Design for wall panels with putti and flowered garlands 1850 - 1900
Dimensions Overall: 10 7/16 x 14 13/16 in. (26.5 x 37.6 cm)
Curator: This delicate watercolor and pencil drawing presents a design for wall panels featuring putti and flowered garlands. Attributed to Jules-Edmond-Charles Lachaise, it was created sometime between 1850 and 1900, and now resides in the Metropolitan Museum of Art. Editor: It's ethereal, isn't it? A whispered aspiration of elegance. The almost-sepia palette gives it this wistful quality. You sense it could be a monument of artistic power... or the fragile dream of an artist at work. Curator: Exactly! Its neoclassical style situates it within a broader cultural context, reflecting the values of order and harmony prized by elite society at the time.
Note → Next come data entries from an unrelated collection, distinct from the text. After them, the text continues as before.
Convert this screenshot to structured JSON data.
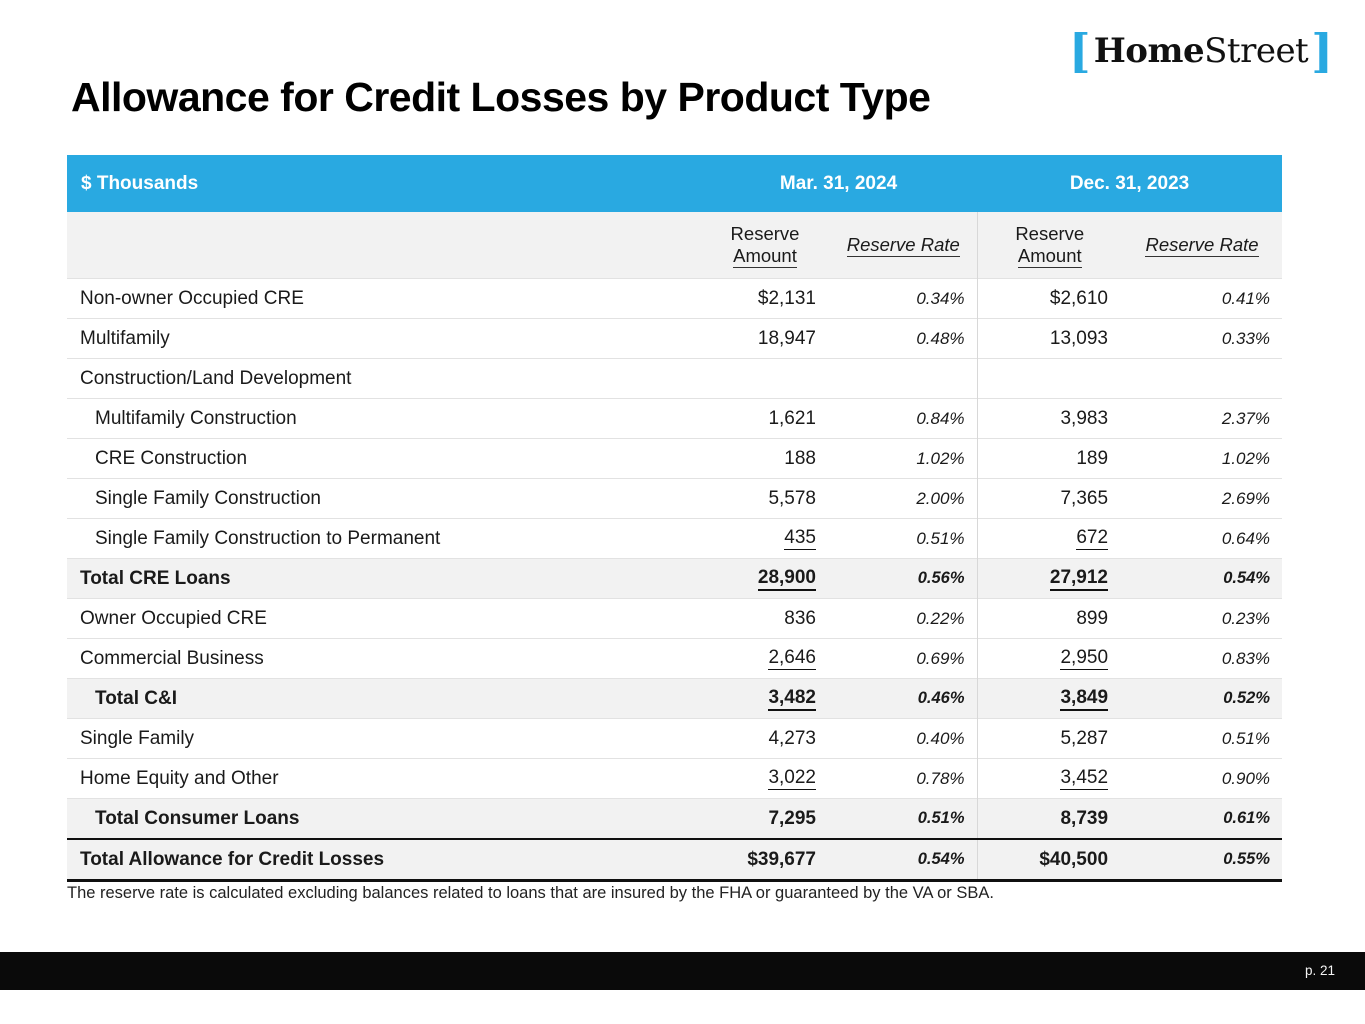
{
  "logo": {
    "bracket_left": "[",
    "word_bold": "Home",
    "word_regular": "Street",
    "bracket_right": "]"
  },
  "title": "Allowance for Credit Losses by Product Type",
  "colors": {
    "brand_blue": "#29A9E1",
    "shaded_row": "#F2F2F2",
    "footer_black": "#0A0A0A"
  },
  "table": {
    "unit_label": "$ Thousands",
    "period1": "Mar. 31, 2024",
    "period2": "Dec. 31, 2023",
    "col_amount_line1": "Reserve",
    "col_amount_line2": "Amount",
    "col_rate": "Reserve Rate",
    "rows": [
      {
        "label": "Non-owner Occupied CRE",
        "indent": false,
        "bold": false,
        "shaded": false,
        "grand": false,
        "underline": false,
        "a1": "$2,131",
        "r1": "0.34%",
        "a2": "$2,610",
        "r2": "0.41%"
      },
      {
        "label": "Multifamily",
        "indent": false,
        "bold": false,
        "shaded": false,
        "grand": false,
        "underline": false,
        "a1": "18,947",
        "r1": "0.48%",
        "a2": "13,093",
        "r2": "0.33%"
      },
      {
        "label": "Construction/Land Development",
        "indent": false,
        "bold": false,
        "shaded": false,
        "grand": false,
        "underline": false,
        "a1": "",
        "r1": "",
        "a2": "",
        "r2": ""
      },
      {
        "label": "Multifamily Construction",
        "indent": true,
        "bold": false,
        "shaded": false,
        "grand": false,
        "underline": false,
        "a1": "1,621",
        "r1": "0.84%",
        "a2": "3,983",
        "r2": "2.37%"
      },
      {
        "label": "CRE Construction",
        "indent": true,
        "bold": false,
        "shaded": false,
        "grand": false,
        "underline": false,
        "a1": "188",
        "r1": "1.02%",
        "a2": "189",
        "r2": "1.02%"
      },
      {
        "label": "Single Family Construction",
        "indent": true,
        "bold": false,
        "shaded": false,
        "grand": false,
        "underline": false,
        "a1": "5,578",
        "r1": "2.00%",
        "a2": "7,365",
        "r2": "2.69%"
      },
      {
        "label": "Single Family Construction to Permanent",
        "indent": true,
        "bold": false,
        "shaded": false,
        "grand": false,
        "underline": true,
        "a1": "435",
        "r1": "0.51%",
        "a2": "672",
        "r2": "0.64%"
      },
      {
        "label": "Total CRE Loans",
        "indent": false,
        "bold": true,
        "shaded": true,
        "grand": false,
        "underline": true,
        "a1": "28,900",
        "r1": "0.56%",
        "a2": "27,912",
        "r2": "0.54%"
      },
      {
        "label": "Owner Occupied CRE",
        "indent": false,
        "bold": false,
        "shaded": false,
        "grand": false,
        "underline": false,
        "a1": "836",
        "r1": "0.22%",
        "a2": "899",
        "r2": "0.23%"
      },
      {
        "label": "Commercial Business",
        "indent": false,
        "bold": false,
        "shaded": false,
        "grand": false,
        "underline": true,
        "a1": "2,646",
        "r1": "0.69%",
        "a2": "2,950",
        "r2": "0.83%"
      },
      {
        "label": "Total C&I",
        "indent": true,
        "bold": true,
        "shaded": true,
        "grand": false,
        "underline": true,
        "a1": "3,482",
        "r1": "0.46%",
        "a2": "3,849",
        "r2": "0.52%"
      },
      {
        "label": "Single Family",
        "indent": false,
        "bold": false,
        "shaded": false,
        "grand": false,
        "underline": false,
        "a1": "4,273",
        "r1": "0.40%",
        "a2": "5,287",
        "r2": "0.51%"
      },
      {
        "label": "Home Equity and Other",
        "indent": false,
        "bold": false,
        "shaded": false,
        "grand": false,
        "underline": true,
        "a1": "3,022",
        "r1": "0.78%",
        "a2": "3,452",
        "r2": "0.90%"
      },
      {
        "label": "Total Consumer Loans",
        "indent": true,
        "bold": true,
        "shaded": true,
        "grand": false,
        "underline": false,
        "a1": "7,295",
        "r1": "0.51%",
        "a2": "8,739",
        "r2": "0.61%"
      },
      {
        "label": "Total Allowance for Credit Losses",
        "indent": false,
        "bold": true,
        "shaded": true,
        "grand": true,
        "underline": false,
        "a1": "$39,677",
        "r1": "0.54%",
        "a2": "$40,500",
        "r2": "0.55%"
      }
    ]
  },
  "footnote": "The reserve rate is calculated excluding balances related to loans that are insured by the FHA or guaranteed by the VA or SBA.",
  "footer": {
    "page_label": "p. 21"
  }
}
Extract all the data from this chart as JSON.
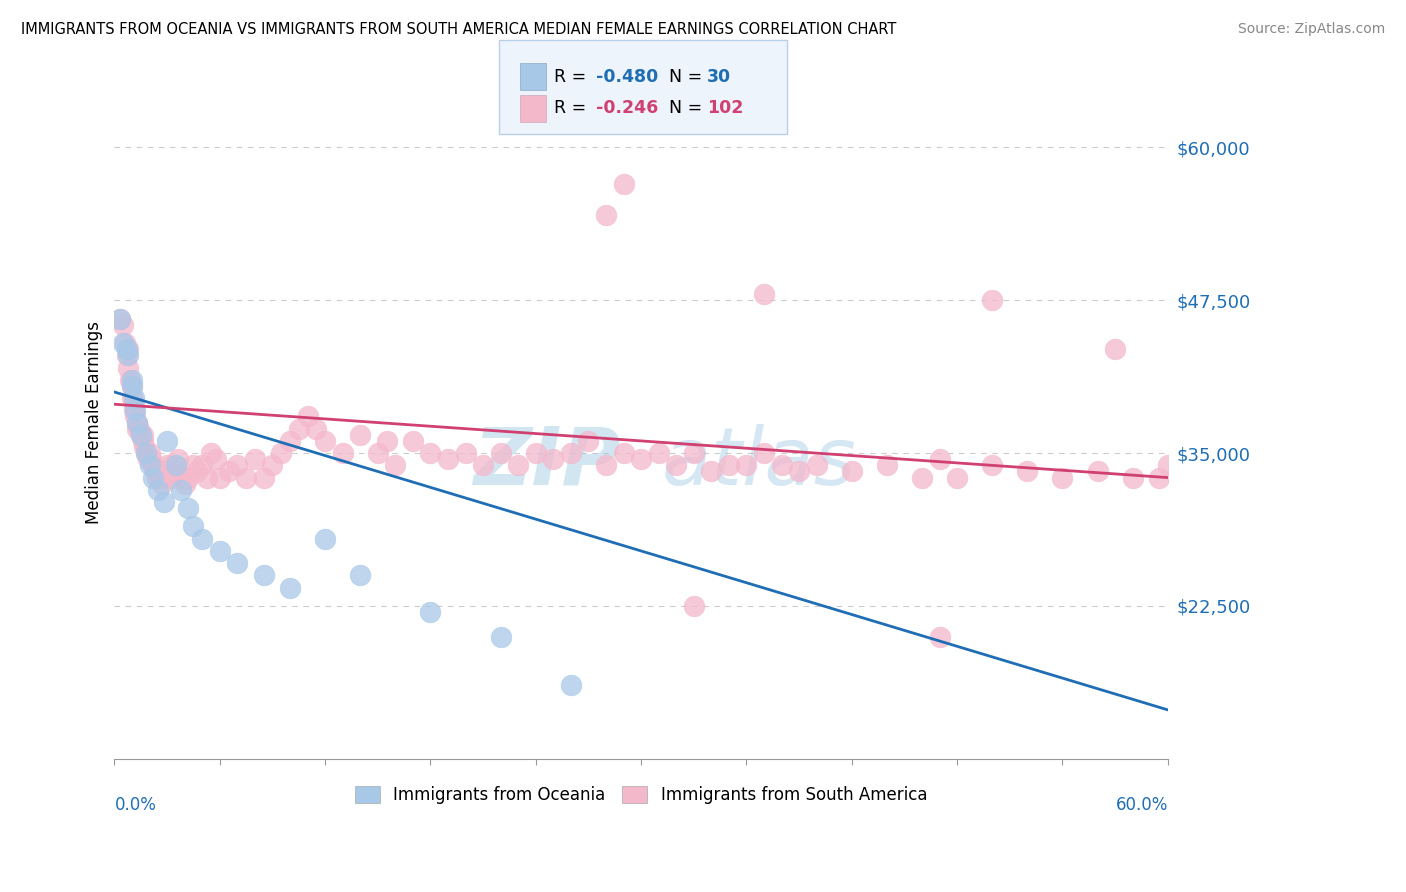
{
  "title": "IMMIGRANTS FROM OCEANIA VS IMMIGRANTS FROM SOUTH AMERICA MEDIAN FEMALE EARNINGS CORRELATION CHART",
  "source": "Source: ZipAtlas.com",
  "ylabel": "Median Female Earnings",
  "x_min": 0.0,
  "x_max": 0.6,
  "y_min": 10000,
  "y_max": 65000,
  "y_ticks": [
    22500,
    35000,
    47500,
    60000
  ],
  "y_tick_labels": [
    "$22,500",
    "$35,000",
    "$47,500",
    "$60,000"
  ],
  "oceania_color": "#a8c8e8",
  "sa_color": "#f4b8cb",
  "oceania_line_color": "#1f6eb5",
  "sa_line_color": "#d04070",
  "legend_box_color": "#ddeeff",
  "legend_border_color": "#aaccee",
  "grid_color": "#cccccc",
  "background": "#ffffff",
  "watermark_color": "#b0d4f0",
  "oceania_x": [
    0.003,
    0.005,
    0.007,
    0.008,
    0.01,
    0.01,
    0.011,
    0.012,
    0.013,
    0.015,
    0.018,
    0.02,
    0.022,
    0.025,
    0.028,
    0.03,
    0.035,
    0.038,
    0.042,
    0.045,
    0.05,
    0.06,
    0.07,
    0.085,
    0.1,
    0.12,
    0.14,
    0.18,
    0.22,
    0.26
  ],
  "oceania_y": [
    46000,
    44000,
    43500,
    43000,
    41000,
    40500,
    39500,
    38500,
    37500,
    36500,
    35000,
    34000,
    33000,
    32000,
    31000,
    36000,
    34000,
    32000,
    30500,
    29000,
    28000,
    27000,
    26000,
    25000,
    24000,
    28000,
    25000,
    22000,
    20000,
    16000
  ],
  "sa_x": [
    0.003,
    0.005,
    0.006,
    0.007,
    0.008,
    0.008,
    0.009,
    0.01,
    0.01,
    0.011,
    0.011,
    0.012,
    0.013,
    0.013,
    0.014,
    0.015,
    0.016,
    0.016,
    0.017,
    0.018,
    0.019,
    0.02,
    0.021,
    0.022,
    0.023,
    0.024,
    0.025,
    0.026,
    0.027,
    0.028,
    0.029,
    0.03,
    0.032,
    0.033,
    0.035,
    0.036,
    0.038,
    0.04,
    0.042,
    0.045,
    0.047,
    0.05,
    0.053,
    0.055,
    0.058,
    0.06,
    0.065,
    0.07,
    0.075,
    0.08,
    0.085,
    0.09,
    0.095,
    0.1,
    0.105,
    0.11,
    0.115,
    0.12,
    0.13,
    0.14,
    0.15,
    0.155,
    0.16,
    0.17,
    0.18,
    0.19,
    0.2,
    0.21,
    0.22,
    0.23,
    0.24,
    0.25,
    0.26,
    0.27,
    0.28,
    0.29,
    0.3,
    0.31,
    0.32,
    0.33,
    0.34,
    0.35,
    0.36,
    0.37,
    0.38,
    0.39,
    0.4,
    0.42,
    0.44,
    0.46,
    0.47,
    0.48,
    0.5,
    0.52,
    0.54,
    0.56,
    0.58,
    0.595,
    0.6,
    0.61,
    0.33,
    0.47
  ],
  "sa_y": [
    46000,
    45500,
    44000,
    43000,
    43500,
    42000,
    41000,
    40500,
    39500,
    39000,
    38500,
    38000,
    37500,
    37000,
    37000,
    36500,
    36000,
    36500,
    35500,
    35000,
    34500,
    35000,
    34500,
    34000,
    33500,
    33000,
    33500,
    33000,
    32500,
    33000,
    33500,
    34000,
    33000,
    34000,
    33500,
    34500,
    33000,
    32500,
    33000,
    34000,
    33500,
    34000,
    33000,
    35000,
    34500,
    33000,
    33500,
    34000,
    33000,
    34500,
    33000,
    34000,
    35000,
    36000,
    37000,
    38000,
    37000,
    36000,
    35000,
    36500,
    35000,
    36000,
    34000,
    36000,
    35000,
    34500,
    35000,
    34000,
    35000,
    34000,
    35000,
    34500,
    35000,
    36000,
    34000,
    35000,
    34500,
    35000,
    34000,
    35000,
    33500,
    34000,
    34000,
    35000,
    34000,
    33500,
    34000,
    33500,
    34000,
    33000,
    34500,
    33000,
    34000,
    33500,
    33000,
    33500,
    33000,
    33000,
    34000,
    33000,
    22500,
    20000
  ]
}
One can imagine how it might contribute to their identity or sense of purpose in life, through a built environment like the walls it aims to embellish. Editor: Yet, who decided that these elite get access to the beautiful walls? It's a fascinating tension: these light-hearted, ostensibly apolitical motifs—the chubby putti, garlands—serve to naturalize power structures and socio-economic inequality, which often serve to silence or exclude people outside of those structures. Curator: Precisely. It invites us to examine how the politics of imagery play out through spaces like the Metropolitan Museum, and consider how these types of displays communicate social control or dominance. Editor: Thinking about spaces is vital. So how might exhibiting these design sketches engage with contemporary issues such as representation, access, or even the decolonization of museums and institutions that inherited such designs? How many people throughout history never had the honor to see these type of interior wall ornaments. Curator: Right, exhibiting this drawing raises so many critical questions about its power, history and access to those in power throughout history, Editor: Indeed, reflecting on these issues helps us to consider design from a critical standpoint, looking for who's benefiting the most out of them. Curator: I appreciate your observations, and I hope listeners walk away with a renewed appreciation of both the technical artistry, the context and ethical problems this work invites.